Lecture Notes: Preparation of Triphenylmethanol via Grignard Reaction

Introduction

• Experiment: Preparing triphenylmethanol using the Grignard reaction.
• Significance: Common experiment in undergraduate organic chemistry, noted for sensitivity to moisture.
• Reactants:
  • Bromobenzene
  • Magnesium
  • Ethyl benzoate
• Solvent: Very dry diethyl ether or tetrahydrofuran.

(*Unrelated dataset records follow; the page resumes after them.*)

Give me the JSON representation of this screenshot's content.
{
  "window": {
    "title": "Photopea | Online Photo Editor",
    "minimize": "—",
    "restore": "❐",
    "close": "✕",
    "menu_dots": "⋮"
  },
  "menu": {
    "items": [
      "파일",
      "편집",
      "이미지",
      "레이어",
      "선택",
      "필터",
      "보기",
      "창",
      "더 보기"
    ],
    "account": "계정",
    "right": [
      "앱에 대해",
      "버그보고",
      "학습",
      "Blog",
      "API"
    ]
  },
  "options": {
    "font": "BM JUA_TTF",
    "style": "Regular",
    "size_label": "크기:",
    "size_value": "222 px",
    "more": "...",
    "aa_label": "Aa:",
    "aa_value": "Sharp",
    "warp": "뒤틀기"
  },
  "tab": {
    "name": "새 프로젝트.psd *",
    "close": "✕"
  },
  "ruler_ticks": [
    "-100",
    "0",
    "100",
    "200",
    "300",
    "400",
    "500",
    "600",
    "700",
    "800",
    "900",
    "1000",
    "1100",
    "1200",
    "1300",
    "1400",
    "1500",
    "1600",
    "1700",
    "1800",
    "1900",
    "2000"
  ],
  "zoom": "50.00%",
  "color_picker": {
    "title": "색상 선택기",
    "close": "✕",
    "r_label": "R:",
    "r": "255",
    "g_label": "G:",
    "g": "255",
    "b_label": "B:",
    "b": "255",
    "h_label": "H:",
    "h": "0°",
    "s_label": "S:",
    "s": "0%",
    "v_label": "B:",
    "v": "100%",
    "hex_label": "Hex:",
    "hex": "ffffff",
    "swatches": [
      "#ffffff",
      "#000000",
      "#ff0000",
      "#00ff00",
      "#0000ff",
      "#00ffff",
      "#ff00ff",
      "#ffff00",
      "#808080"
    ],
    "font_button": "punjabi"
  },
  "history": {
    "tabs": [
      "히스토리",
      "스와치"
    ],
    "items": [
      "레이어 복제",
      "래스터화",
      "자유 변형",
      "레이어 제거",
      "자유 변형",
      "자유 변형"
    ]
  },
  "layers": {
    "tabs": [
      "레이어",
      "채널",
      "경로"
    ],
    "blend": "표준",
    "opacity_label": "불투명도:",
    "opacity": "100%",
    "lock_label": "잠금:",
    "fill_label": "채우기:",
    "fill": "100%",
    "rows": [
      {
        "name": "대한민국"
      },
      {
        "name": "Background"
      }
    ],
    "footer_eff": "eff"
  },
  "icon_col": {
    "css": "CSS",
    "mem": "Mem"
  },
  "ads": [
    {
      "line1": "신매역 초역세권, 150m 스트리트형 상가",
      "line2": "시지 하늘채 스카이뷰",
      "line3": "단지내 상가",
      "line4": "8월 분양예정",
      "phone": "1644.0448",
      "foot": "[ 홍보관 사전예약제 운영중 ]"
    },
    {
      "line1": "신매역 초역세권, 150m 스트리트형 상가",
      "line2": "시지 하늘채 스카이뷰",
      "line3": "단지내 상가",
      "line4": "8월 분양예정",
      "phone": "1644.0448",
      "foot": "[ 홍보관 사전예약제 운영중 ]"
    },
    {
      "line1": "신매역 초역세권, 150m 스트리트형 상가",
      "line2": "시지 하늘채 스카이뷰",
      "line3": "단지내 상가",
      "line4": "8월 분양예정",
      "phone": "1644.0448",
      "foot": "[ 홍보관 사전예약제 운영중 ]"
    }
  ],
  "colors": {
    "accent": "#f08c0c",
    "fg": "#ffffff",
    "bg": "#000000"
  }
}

Grignard Reaction Overview

• Organometallic Reagent: Phenylmagnesium bromide.
  • Acts as a carbanion equivalent and strong nucleophile.
• Reaction Process:
  • Step 1: Bromobenzene reacts with magnesium to form phenylmagnesium bromide.
  • Step 2: Phenylmagnesium bromide reacts with ethyl benzoate to form benzophenone.
  • Step 3: Second equivalent of phenylmagnesium bromide reacts to form the alkoxide of triphenylmethanol.
  • Step 4: Acidic workup converts the alkoxide to triphenylmethanol.

Procedure

• Preparation:

  • All reagents must be distilled and dried.
  • Bromobenzene dried over calcium chloride and distilled.
  • Ether fractionated from starting fluid, dried over sodium, and distilled.

• Glassware Preparation:

  • Flame dry the apparatus using a propane torch to remove moisture.
  • Use a vacuum pump and calcium chloride drying tube to remove moist air.

• Magnesium Preparation:

  • Magnesium turnings (2.43g, 100mmol).
  • Surface oxide layer removed by crushing.
  • Iodine added to promote reaction start.

• Reaction Setup:

  • Mix magnesium with iodine in a flask.
  • Sublime iodine onto magnesium to increase reactivity.
  • Use ether without ignition sources due to explosion risk.
  • Gradual addition of bromobenzene in ether to magnesium.

• Reflux Conditions:

  • Maintain reaction and apply warm water bath after boiling stops to ensure Grignard formation.

Reaction Workup

• Addition of Electrophile:

  • Slowly add ethyl benzoate dissolved in ether to Grignard reagent.

• Ending Reaction:

  • Reaction mixture becomes biphasic.
  • Add to sulfuric acid solution to neutralize and separate layers.

• Purification:

  • Use separatory funnel to remove aqueous layer containing inorganic salts.
  • Wash organic layer with sulfuric acid and brine to remove impurities.
  • Dry with magnesium sulfate and filter.
  • Recrystallization using hexanes to purify product.

Results

• Final Product: 5.84 grams of triphenylmethanol.
• Yield: 45%, noted as low, potential improvements identified.
• Purity: Initial melting point tests indicate high purity in first crop of crystals.

Reaction Mechanism

• Formation of Grignard Reagent:

  • Single electron transfer (SET) mechanism involving bromobenzene and magnesium.
  • Possibility of biphenyl impurity through dimerization.

• Reaction with Carbonyl:

  • Attack of phenylmagnesium bromide on carbonyl carbon of ethyl benzoate.
  • Formation of benzophenone and subsequent reaction to form triphenylmethanol.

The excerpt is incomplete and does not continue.